I am looking for any form of approximate inference (EP, variational,…) for Gaussian Processes with Binomial likelihood. I have a GP model with binomial likelihood in STAN that currently uses MCMC and now I am looking for another form of approximate inference to find the posterior simply because MCMC is too slow. It. Any pointer, paper or documentation that has the formulas for this case is really much appreciated.

Hi @NTorabi, are you aware that Stan can do variational inference out-of-the box? The exact code to call Stan’s variational inference on a Stan model varies a little bit by interface, but in all cases it’s a small and straightforward change to you analysis script, with no change to your Stan code.

I have an example of a stochastic differential equation (some equivalence to GP’s) with binary data at Binary data in state space models | Charles Driver

By default this fits using optimization, an extended kalman filter linearized approximation to the state update, and no priors (max likelihood), but you can enable priors and have MAP estimation, switch to the Stan HMC sampler, and also do full state sampling instead of the linearization if you want to wait around :)

LIke others mentioned you could try other inference approaches available in Stan, like variational or MAP estimation, but MCMC sampling of a Gaussian Process with nongaussian likelihood is quite feasible and can scale to relatively large (of course the *large* here is also relative).

I implemented it for a multi-channel GP with a 26 \times 26 matrix and negative binomial likelihood in this preprint and it ran in a couple of minutes or so, but it is possible to scale up to M chanels and N observation points (MN \times MN-sized matrix), although at some point your parameter space will become too large and things will become slow, with M=10,20 ir probably became more like hours and convergence started to worsen (plus jointly estimating M>2 is roughly equivalent to estimating multiple pairs). There are also strategies for scaling up for large N, like a smaller number of control points.

We will release detailed, commented code and a walkthrough when we organize it for the peer-reviewed submission, but until then you can find the essential code here.

Can you tell more about your model? GP with what kind of covariance function? What is the structure of the data used to computed the covariance (e.g. 1D, 2D, 3D, more dimensions, hierarchical structure, etc)? How much data you have? Depending on the answers to these, there are different possibilities to speedup GP computations.
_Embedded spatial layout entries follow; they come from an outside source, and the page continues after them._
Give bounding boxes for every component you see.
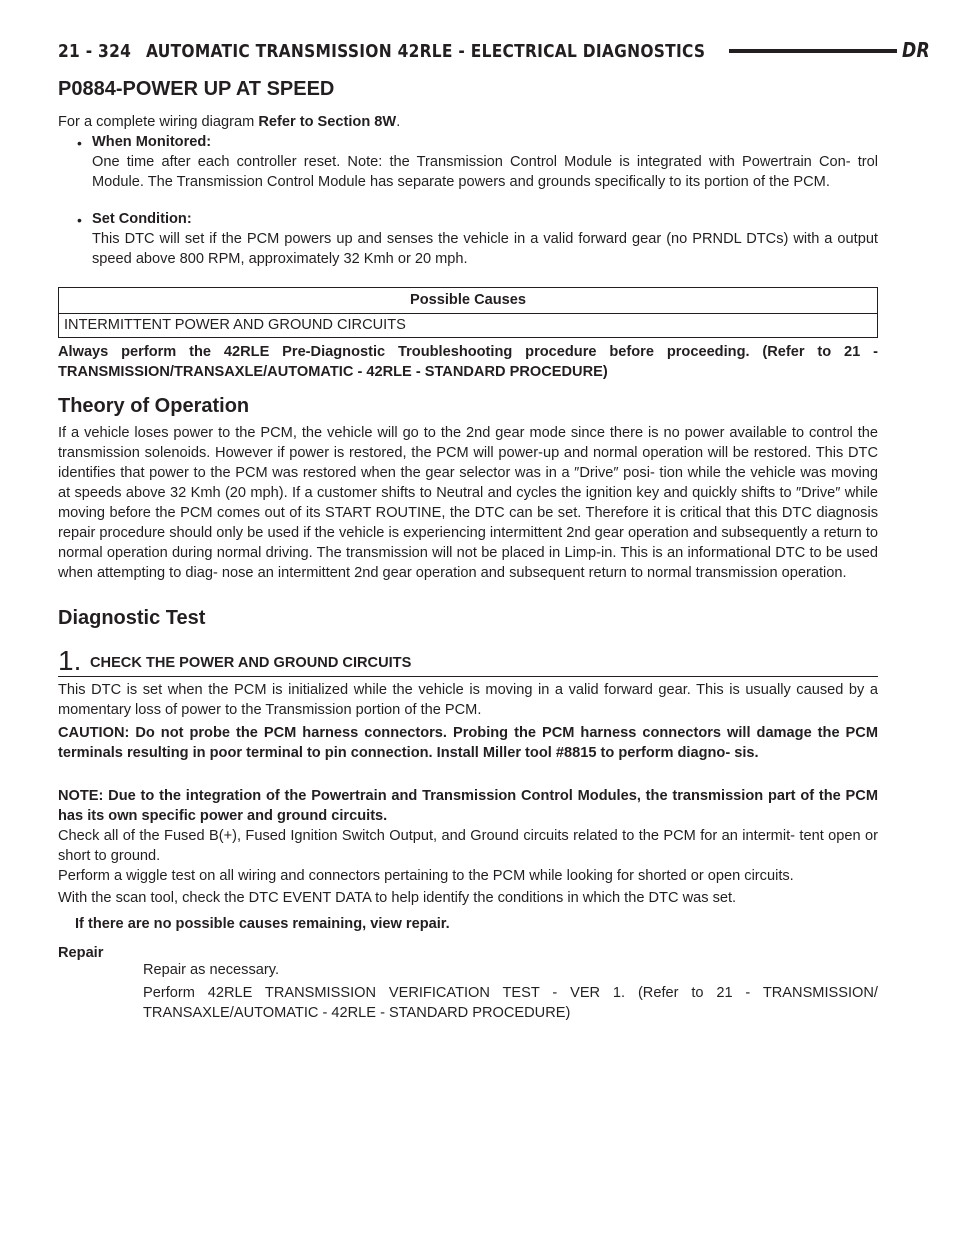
possible-cause-row: INTERMITTENT POWER AND GROUND CIRCUITS xyxy=(64,317,406,333)
bullet-icon: • xyxy=(77,135,82,151)
integration-note: NOTE: Due to the integration of the Powertrain and Transmission Control Modules, the transmission part of the PCM has its own specific power and ground circuits. xyxy=(58,788,878,824)
when-monitored-label: When Monitored: xyxy=(92,134,212,150)
scan-tool-text: With the scan tool, check the DTC EVENT DATA to help identify the conditions in which the DTC was set. xyxy=(58,890,737,906)
caution-note: CAUTION: Do not probe the PCM harness connectors. Probing the PCM harness connectors will damage the PCM terminals resulting in poor terminal to pin connection. Install Miller tool #8815 to perform diagno- sis. xyxy=(58,725,878,761)
page-header xyxy=(58,38,931,64)
model-code: DR xyxy=(902,38,931,62)
wiggle-test-text: Perform a wiggle test on all wiring and connectors pertaining to the PCM while looking for shorted or open circuits. xyxy=(58,868,794,884)
verification-test-text: Perform 42RLE TRANSMISSION VERIFICATION TEST - VER 1. (Refer to 21 - TRANSMISSION/ TRANSAXLE/AUTOMATIC - 42RLE - STANDARD PROCEDURE) xyxy=(143,985,878,1021)
no-causes-link[interactable]: If there are no possible causes remaining, view repair. xyxy=(75,916,450,932)
dtc-title: P0884-POWER UP AT SPEED xyxy=(58,78,335,100)
pre-diagnostic-note: Always perform the 42RLE Pre-Diagnostic Troubleshooting procedure before proceeding. (Refer to 21 - TRANSMISSION/TRANSAXLE/AUTOMATIC - 42RLE - STANDARD PROCEDURE) xyxy=(58,344,878,380)
check-circuits-text: Check all of the Fused B(+), Fused Ignition Switch Output, and Ground circuits related to the PCM for an intermit- tent open or short to ground. xyxy=(58,828,878,864)
when-monitored-text: One time after each controller reset. Note: the Transmission Control Module is integrated with Powertrain Con- trol Module. The Transmission Control Module has separate powers and grounds specifically to its portion of the PCM. xyxy=(92,154,878,190)
step-intro: This DTC is set when the PCM is initialized while the vehicle is moving in a valid forward gear. This is usually caused by a momentary loss of power to the Transmission portion of the PCM. xyxy=(58,682,878,718)
repair-label: Repair xyxy=(58,945,104,961)
set-condition-label: Set Condition: xyxy=(92,211,192,227)
diagnostic-heading: Diagnostic Test xyxy=(58,607,206,629)
header-rule xyxy=(729,49,897,53)
wiring-link[interactable]: Refer to Section 8W xyxy=(258,114,397,130)
possible-causes-header: Possible Causes xyxy=(59,288,877,314)
page-number: 21 - 324 xyxy=(58,40,132,62)
repair-as-necessary: Repair as necessary. xyxy=(143,962,279,978)
step-rule xyxy=(58,676,878,677)
section-title: AUTOMATIC TRANSMISSION 42RLE - ELECTRICAL DIAGNOSTICS xyxy=(146,40,706,62)
possible-causes-table xyxy=(58,287,878,338)
theory-heading: Theory of Operation xyxy=(58,395,250,417)
wiring-reference xyxy=(58,112,878,132)
wiring-suffix: . xyxy=(396,114,401,130)
step-number: 1. xyxy=(58,645,82,676)
step-title: CHECK THE POWER AND GROUND CIRCUITS xyxy=(90,655,412,671)
set-condition-text: This DTC will set if the PCM powers up and senses the vehicle in a valid forward gear (no PRNDL DTCs) with a output speed above 800 RPM, approximately 32 Kmh or 20 mph. xyxy=(92,231,878,267)
wiring-prefix: For a complete wiring diagram xyxy=(58,114,259,130)
bullet-icon: • xyxy=(77,212,82,228)
theory-text: If a vehicle loses power to the PCM, the vehicle will go to the 2nd gear mode since there is no power available to control the transmission solenoids. However if power is restored, the PCM will power-up and normal operation will be restored. This DTC identifies that power to the PCM was restored when the gear selector was in a ″Drive″ posi- tion while the vehicle was moving at speeds above 32 Kmh (20 mph). If a customer shifts to Neutral and cycles the ignition key and quickly shifts to ″Drive″ while moving before the PCM comes out of its START ROUTINE, the DTC can be set. Therefore it is critical that this DTC diagnosis repair procedure should only be used if the vehicle is experiencing intermittent 2nd gear operation and subsequently a return to normal operation during normal driving. The transmission will not be placed in Limp-in. This is an informational DTC to be used when attempting to diag- nose an intermittent 2nd gear operation and subsequent return to normal transmission operation. xyxy=(58,425,878,581)
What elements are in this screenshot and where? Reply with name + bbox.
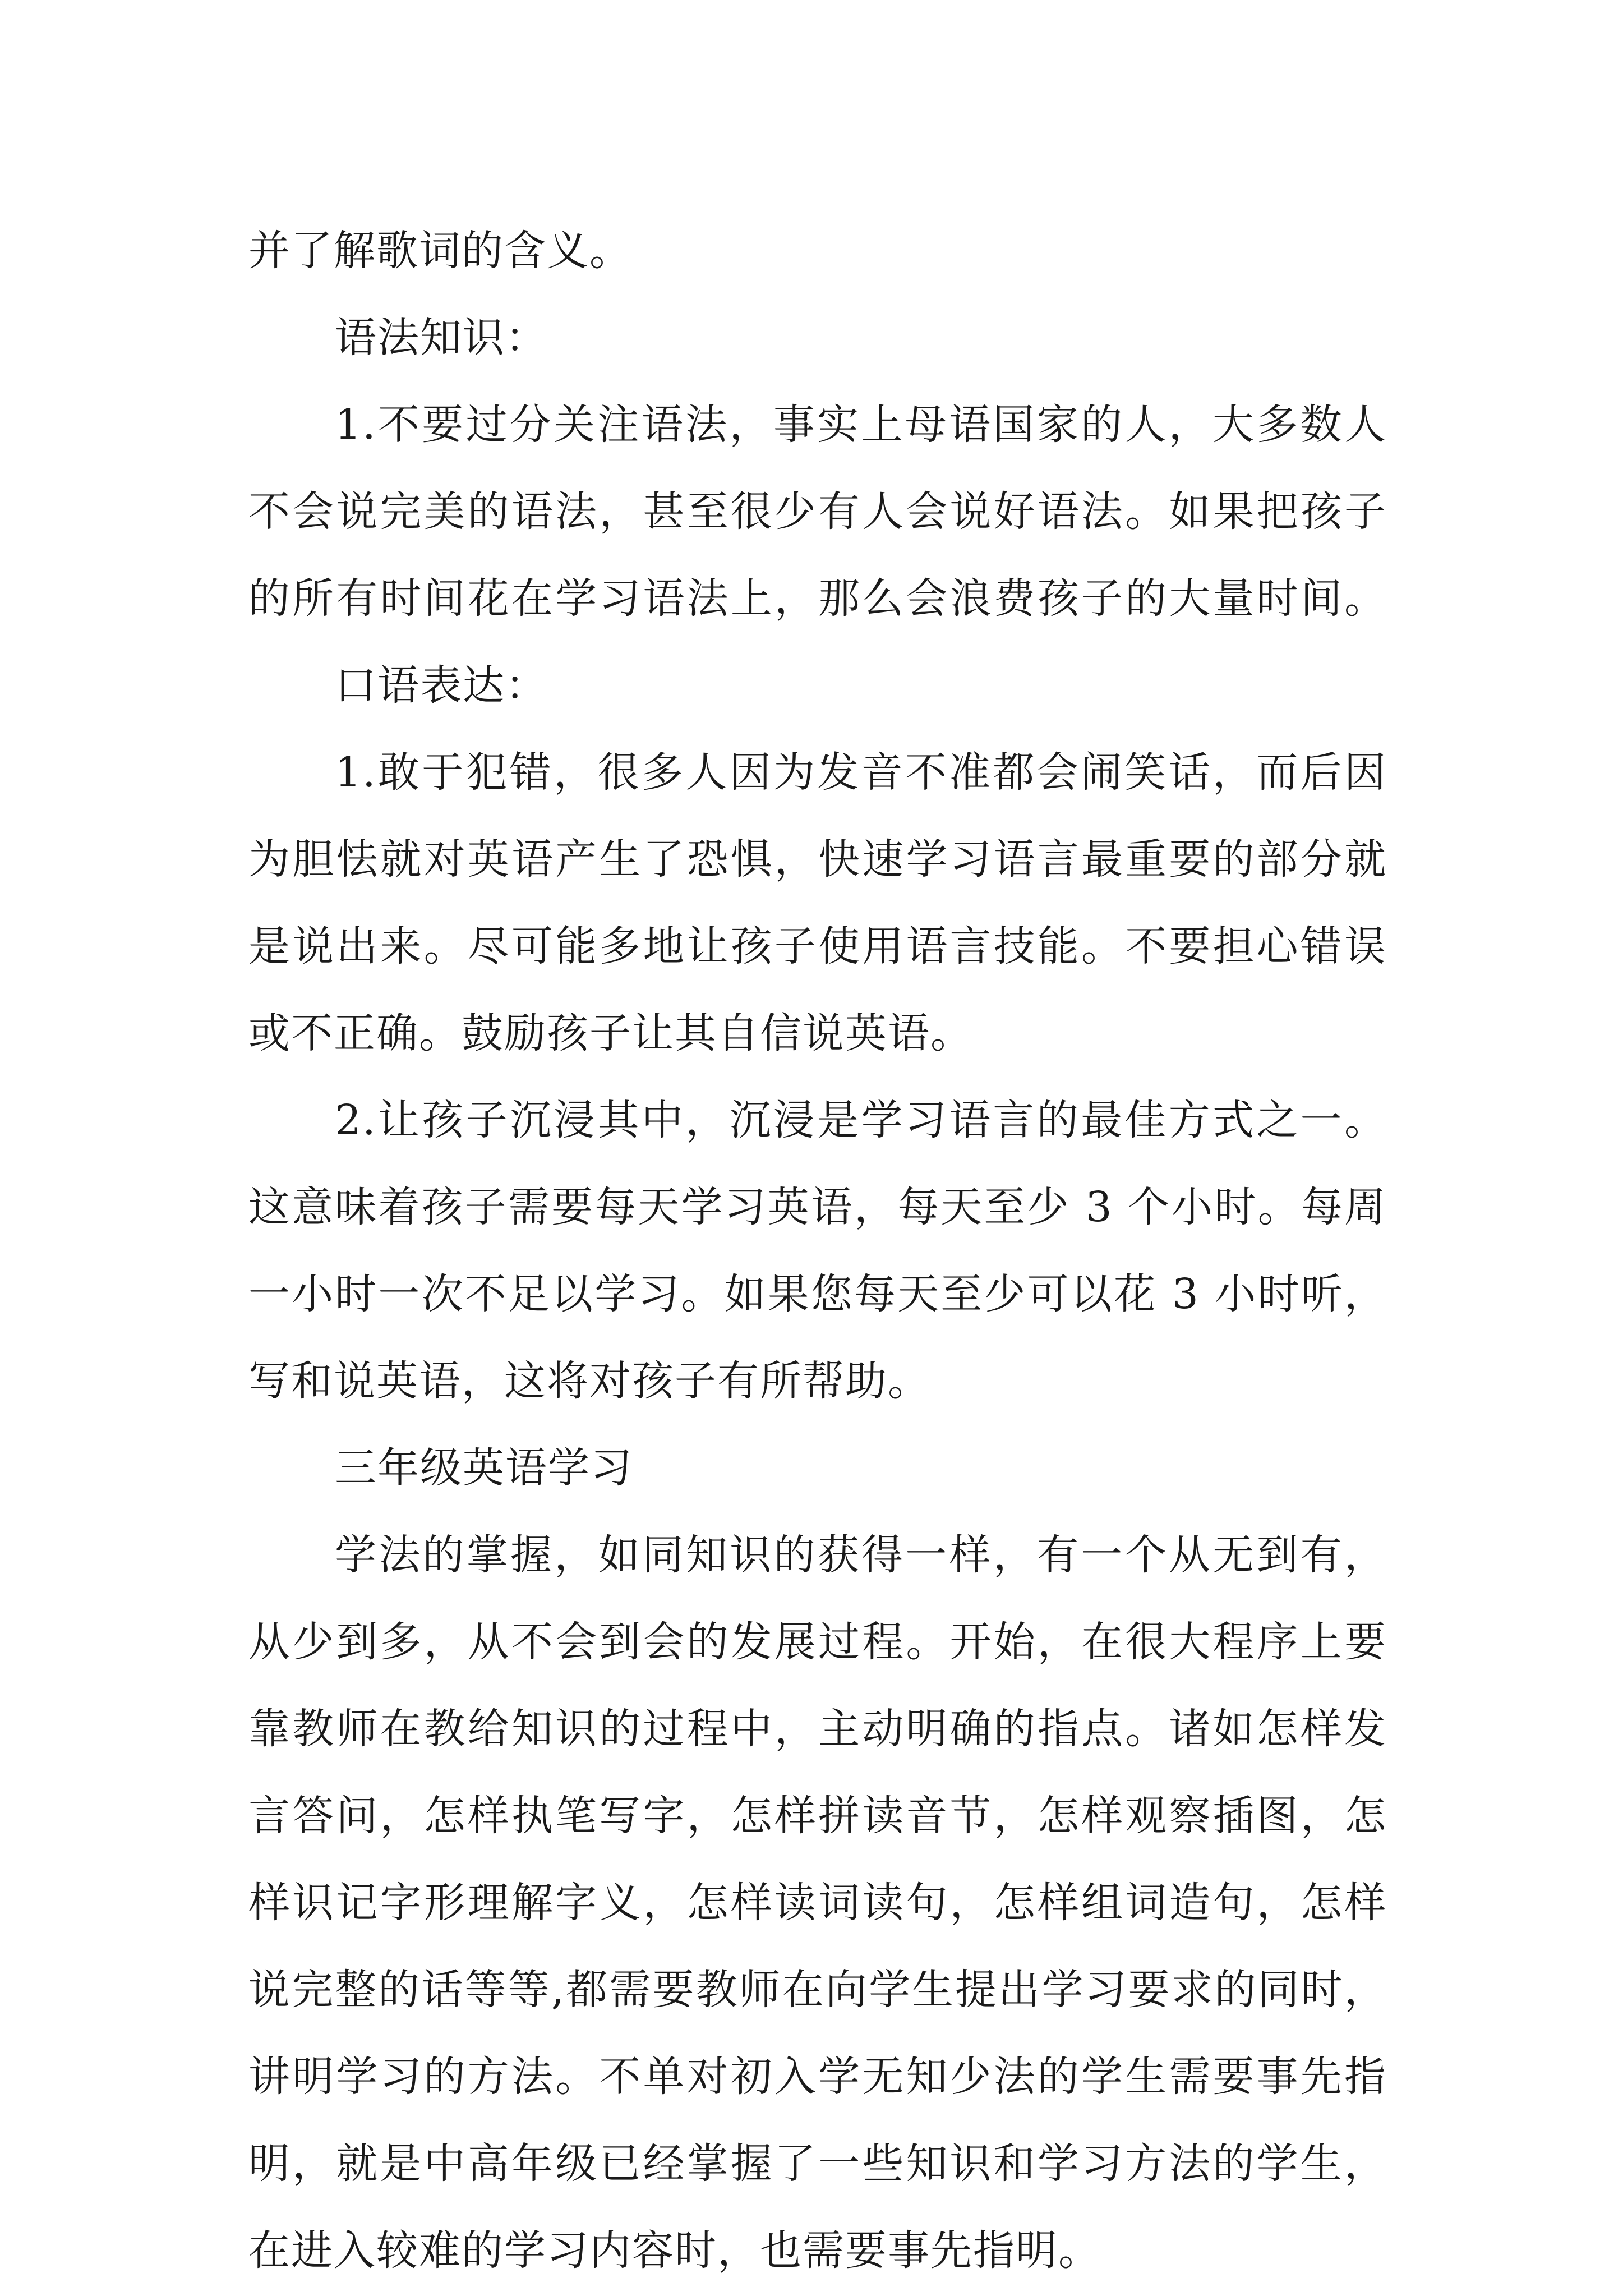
text-line: 语法知识： [335, 314, 548, 362]
text-line: 样识记字形理解字义，怎样读词读句，怎样组词造句，怎样 [248, 1879, 1387, 1927]
text-line: 明，就是中高年级已经掌握了一些知识和学习方法的学生， [248, 2139, 1387, 2188]
text-line: 是说出来。尽可能多地让孩子使用语言技能。不要担心错误 [248, 922, 1387, 970]
text-line: 1.敢于犯错，很多人因为发音不准都会闹笑话，而后因 [335, 748, 1387, 797]
text-line: 靠教师在教给知识的过程中，主动明确的指点。诸如怎样发 [248, 1705, 1387, 1753]
text-line: 这意味着孩子需要每天学习英语，每天至少 3 个小时。每周 [248, 1183, 1387, 1231]
text-line: 一小时一次不足以学习。如果您每天至少可以花 3 小时听， [248, 1270, 1387, 1318]
text-line: 言答问，怎样执笔写字，怎样拼读音节，怎样观察插图，怎 [248, 1792, 1387, 1840]
text-line: 为胆怯就对英语产生了恐惧，快速学习语言最重要的部分就 [248, 835, 1387, 884]
text-line: 2.让孩子沉浸其中，沉浸是学习语言的最佳方式之一。 [335, 1096, 1387, 1144]
text-line: 学法的掌握，如同知识的获得一样，有一个从无到有， [335, 1531, 1387, 1579]
text-line: 口语表达： [335, 661, 548, 710]
text-line: 在进入较难的学习内容时，也需要事先指明。 [248, 2226, 1101, 2275]
text-line: 不会说完美的语法，甚至很少有人会说好语法。如果把孩子 [248, 487, 1387, 536]
text-line: 1.不要过分关注语法，事实上母语国家的人，大多数人 [335, 401, 1387, 449]
text-line: 写和说英语，这将对孩子有所帮助。 [248, 1357, 930, 1405]
text-line: 讲明学习的方法。不单对初入学无知少法的学生需要事先指 [248, 2053, 1387, 2101]
text-line: 三年级英语学习 [335, 1444, 633, 1492]
text-line: 并了解歌词的含义。 [248, 227, 632, 275]
document-body [248, 208, 1387, 2294]
text-line: 或不正确。鼓励孩子让其自信说英语。 [248, 1009, 973, 1057]
text-line: 从少到多，从不会到会的发展过程。开始，在很大程序上要 [248, 1618, 1387, 1666]
text-line: 的所有时间花在学习语法上，那么会浪费孩子的大量时间。 [248, 574, 1387, 623]
text-line: 说完整的话等等,都需要教师在向学生提出学习要求的同时， [248, 1966, 1387, 2014]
This is a Multi-Task-Learning problem using GP where we simultaneously model M segments together using GP. The kernel has the form of K^y \bigotimes K^x. It is 1-dimensional Kronecker GP with binomial output. We model k^y directly and put the LKJ prior on that to model correlation among M segments so it has the shape of M \times M. And K^x is RBF kernel and common among all segments and it has N \times N shape. I see convergence issue sometime, I see that it is slow and so these are the reasons I am looking for EP formulation of GP + binomial likelihood. Thanks

How big are M and N? Do you compute the Cholesky using the Kronecker property? You could also use the profiler to check which part of the model code is taking most of the time. Can you share your code? There could be possibilities for significant speed-ups without need to switch to EP. The black box VI in Stan is likely to not perform well. To use EP or VI that would work well with GPs, it would be good to check GP specific software packages.